Solitary Watch (solitarywatch.org) e Unlock the Box (unlocktheboxcampaign.org) sono orgogliose dei dati che sono riuscite a raccogliere, i più completi disponibili a oggi, con la mappatura completa delle carceri per adulti, ma ci avvertono che nelle prossime edizioni proveranno ad aggiungere i 1.323 carceri minorili, i 181 centri per immigrati fermati alla frontiera, le 80 prigioni nei territori indiani, e alcune decine di strutture “minori”, compresi i “civil commitment centers”, strutture ibride dove vengono “curati” malati di mente e piccoli criminali sessuali. Ma intanto, da subito, la direttrice di Solitary Watch, Jean Casella, avverte: “L’uso diffuso dell’isolamento nelle nostre carceri è una crisi umanitaria. Come hanno confermato le Nazioni Unite, si tratta di torture in atto sul suolo statunitense”.
“Questo tipo di informazioni complete e accurate è fondamentale per creare responsabilità (‘accountability’, il termine anglosassone per stabilire chi debba essere ritenuto responsabile di una determinata scelta politica o amministrativa) e apportare cambiamenti”, ha affermato Casella. Jessica Sandoval invece è la direttrice di Unlock the Box: “Abbiamo un numero crescente di prove che dimostrano che l’isolamento provoca danni psicologici, neurologici e fisici duraturi e aumenta drasticamente il tasso di suicidi, e non riesce a ridurre la violenza carceraria, anzi peggiora la sicurezza per tutti. Tenere tante persone in isolamento è una macchia sulla nostra nazione”.

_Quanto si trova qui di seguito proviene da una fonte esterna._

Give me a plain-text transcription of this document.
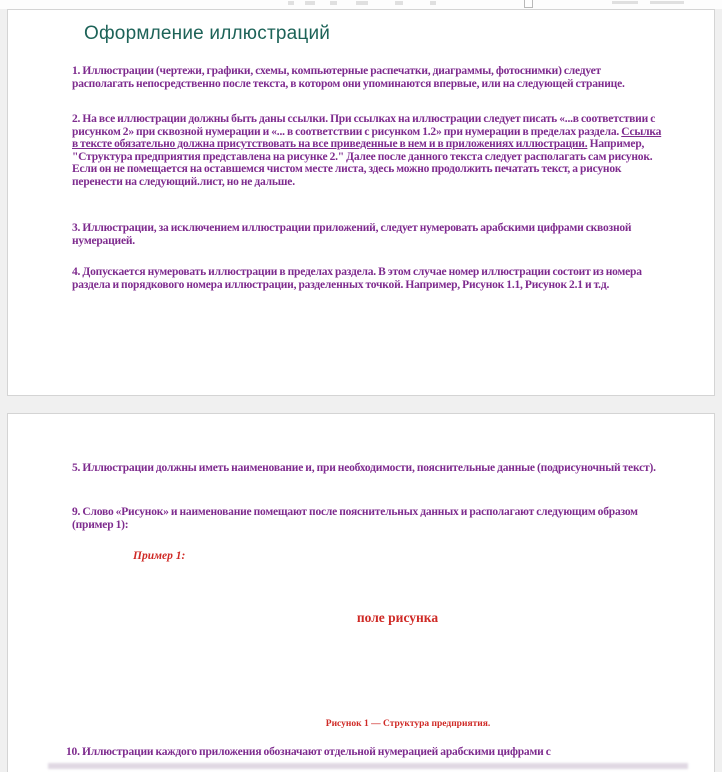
Оформление иллюстраций

1. Иллюстрации (чертежи, графики, схемы, компьютерные распечатки, диаграммы, фотоснимки) следует располагать непосредственно после текста, в котором они упоминаются впервые, или на следующей странице.

2. На все иллюстрации должны быть даны ссылки. При ссылках на иллюстрации следует писать «...в соответствии с рисунком 2» при сквозной нумерации и «... в соответствии с рисунком 1.2» при нумерации в пределах раздела. Ссылка в тексте обязательно должна присутствовать на все приведенные в нем и в приложениях иллюстрации. Например, "Структура предприятия представлена на рисунке 2." Далее после данного текста следует располагать сам рисунок. Если он не помещается на оставшемся чистом месте листа, здесь можно продолжить печатать текст, а рисунок перенести на следующий.лист, но не дальше.

3. Иллюстрации, за исключением иллюстрации приложений, следует нумеровать арабскими цифрами сквозной нумерацией.

4. Допускается нумеровать иллюстрации в пределах раздела. В этом случае номер иллюстрации состоит из номера раздела и порядкового номера иллюстрации, разделенных точкой. Например, Рисунок 1.1, Рисунок 2.1 и т.д.

5. Иллюстрации должны иметь наименование и, при необходимости, пояснительные данные (подрисуночный текст).

9. Слово «Рисунок» и наименование помещают после пояснительных данных и располагают следующим образом (пример 1):

Пример 1:

поле рисунка

Рисунок 1 — Структура предприятия.

10. Иллюстрации каждого приложения обозначают отдельной нумерацией арабскими цифрами с
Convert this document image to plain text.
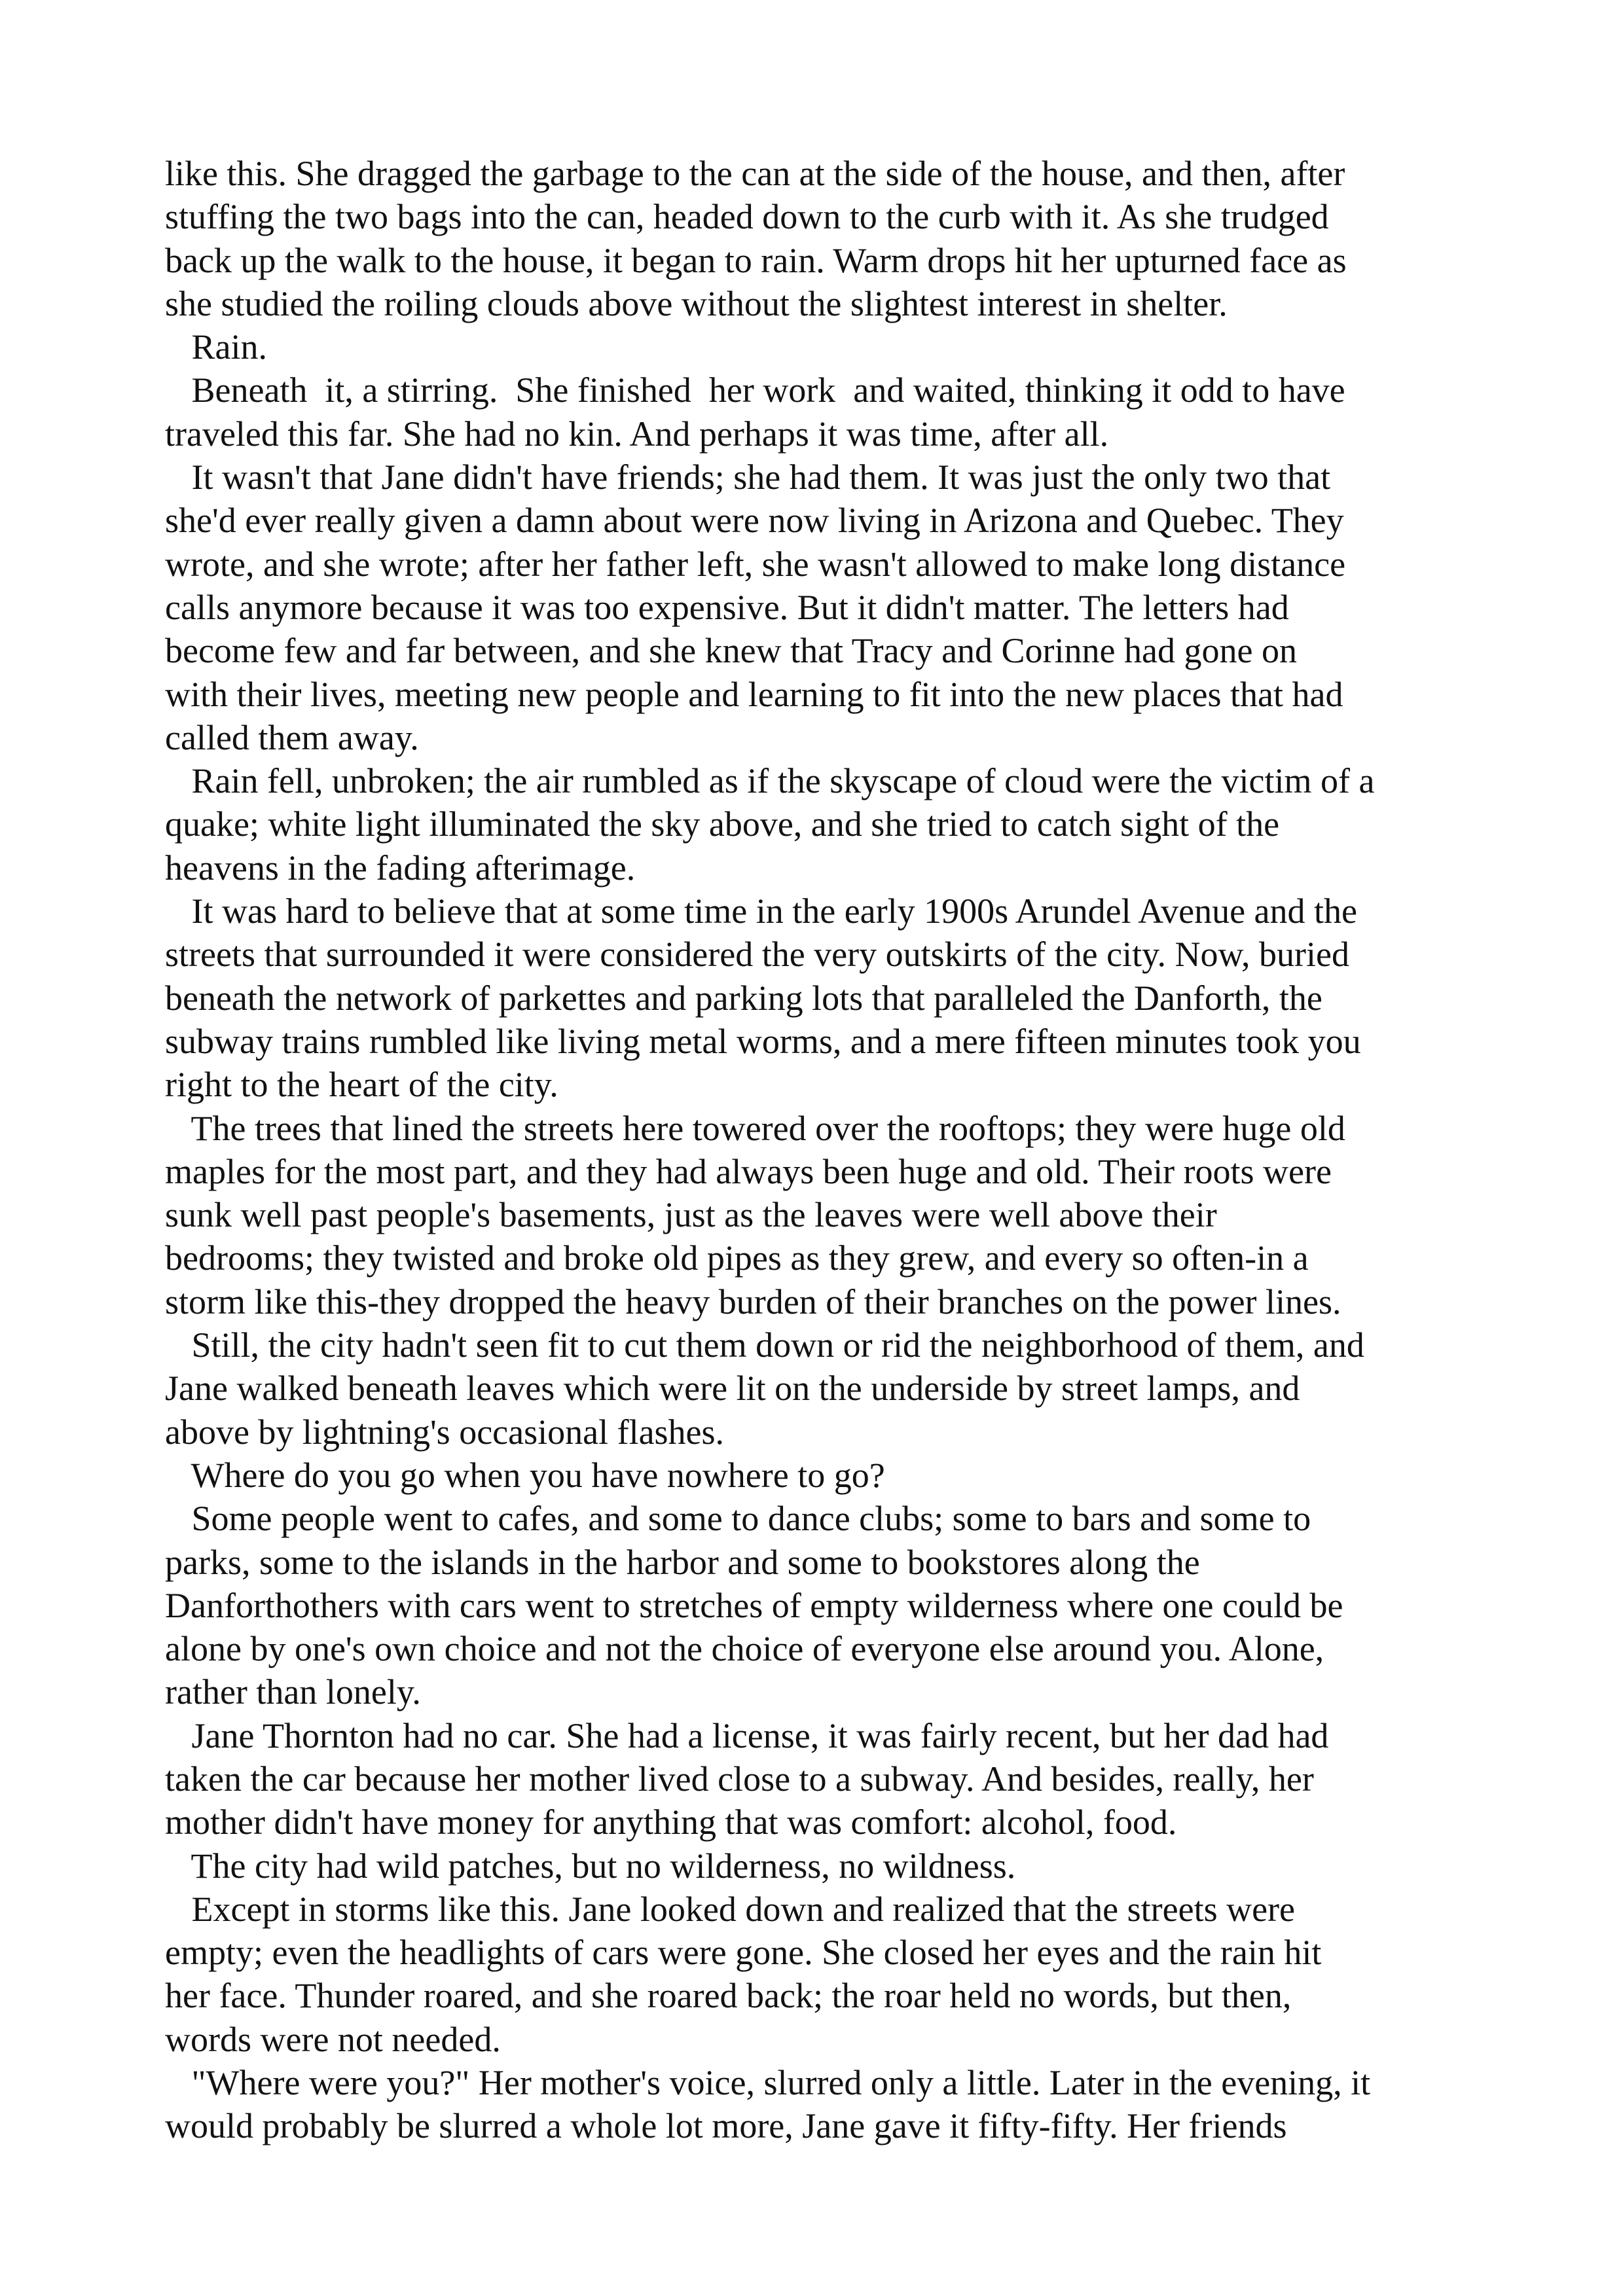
like this. She dragged the garbage to the can at the side of the house, and then, after
stuffing the two bags into the can, headed down to the curb with it. As she trudged
back up the walk to the house, it began to rain. Warm drops hit her upturned face as
she studied the roiling clouds above without the slightest interest in shelter.
Rain.
Beneath  it, a stirring.  She finished  her work  and waited, thinking it odd to have
traveled this far. She had no kin. And perhaps it was time, after all.
It wasn't that Jane didn't have friends; she had them. It was just the only two that
she'd ever really given a damn about were now living in Arizona and Quebec. They
wrote, and she wrote; after her father left, she wasn't allowed to make long distance
calls anymore because it was too expensive. But it didn't matter. The letters had
become few and far between, and she knew that Tracy and Corinne had gone on
with their lives, meeting new people and learning to fit into the new places that had
called them away.
Rain fell, unbroken; the air rumbled as if the skyscape of cloud were the victim of a
quake; white light illuminated the sky above, and she tried to catch sight of the
heavens in the fading afterimage.
It was hard to believe that at some time in the early 1900s Arundel Avenue and the
streets that surrounded it were considered the very outskirts of the city. Now, buried
beneath the network of parkettes and parking lots that paralleled the Danforth, the
subway trains rumbled like living metal worms, and a mere fifteen minutes took you
right to the heart of the city.
The trees that lined the streets here towered over the rooftops; they were huge old
maples for the most part, and they had always been huge and old. Their roots were
sunk well past people's basements, just as the leaves were well above their
bedrooms; they twisted and broke old pipes as they grew, and every so often-in a
storm like this-they dropped the heavy burden of their branches on the power lines.
Still, the city hadn't seen fit to cut them down or rid the neighborhood of them, and
Jane walked beneath leaves which were lit on the underside by street lamps, and
above by lightning's occasional flashes.
Where do you go when you have nowhere to go?
Some people went to cafes, and some to dance clubs; some to bars and some to
parks, some to the islands in the harbor and some to bookstores along the
Danforthothers with cars went to stretches of empty wilderness where one could be
alone by one's own choice and not the choice of everyone else around you. Alone,
rather than lonely.
Jane Thornton had no car. She had a license, it was fairly recent, but her dad had
taken the car because her mother lived close to a subway. And besides, really, her
mother didn't have money for anything that was comfort: alcohol, food.
The city had wild patches, but no wilderness, no wildness.
Except in storms like this. Jane looked down and realized that the streets were
empty; even the headlights of cars were gone. She closed her eyes and the rain hit
her face. Thunder roared, and she roared back; the roar held no words, but then,
words were not needed.
"Where were you?" Her mother's voice, slurred only a little. Later in the evening, it
would probably be slurred a whole lot more, Jane gave it fifty-fifty. Her friends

Le due direttrici, insieme, hanno spiegato perché ritengono che contare ognuno che è in isolamento sia importante. “Crediamo che ogni persona in isolamento sia un’anima umana sofferente che, almeno, merita di essere contata. Una di quelle persone era Kalief Browder, che ha sopportato più di due anni di isolamento a Rikers Island mentre era ancora un ragazzo e legalmente innocente (ossia non processato, ndt), e che è morto suicida dopo essere stato (nelle sue stesse parole) “mentalmente sfregiato” da questa esperienza. Un altro era Benjamin Van Zandt, che era già stato in isolamento, dove aveva subito abusi e minacce da parte delle guardie, e che è morto suicida all’età di 21 anni, la prima notte dopo che per punizione gli avevano comminato altri 30 giorni in isolamento. Le loro storie ci ricordano cosa significa il nostro numero in termini umani. Significa che più di 122.000 persone sono detenute in condizioni che costituiscono tortura. Significa che mentre scrivo – e mentre leggi – ognuno di questi individui soffre da solo, essendo esposto a un serio rischio di danni psicologici, neurologici e fisici, oltre che di autolesionismo e suicidio. Assicurarsi che tutti i Kalief, i Ben e gli altri vengano contati è solo un modo per riconoscere e testimoniare la loro esperienza. Raccontare le loro storie, e incoraggiare le persone in isolamento a raccontare le proprie storie è un altro modo. Ma la cosa più importante che possiamo fare per tutti loro è lottare per ridurre il numero di persone in isolamento e continuare a lottare finché l’isolamento non sarà un ricordo del passato e non ci sarà più nessuno da contare.”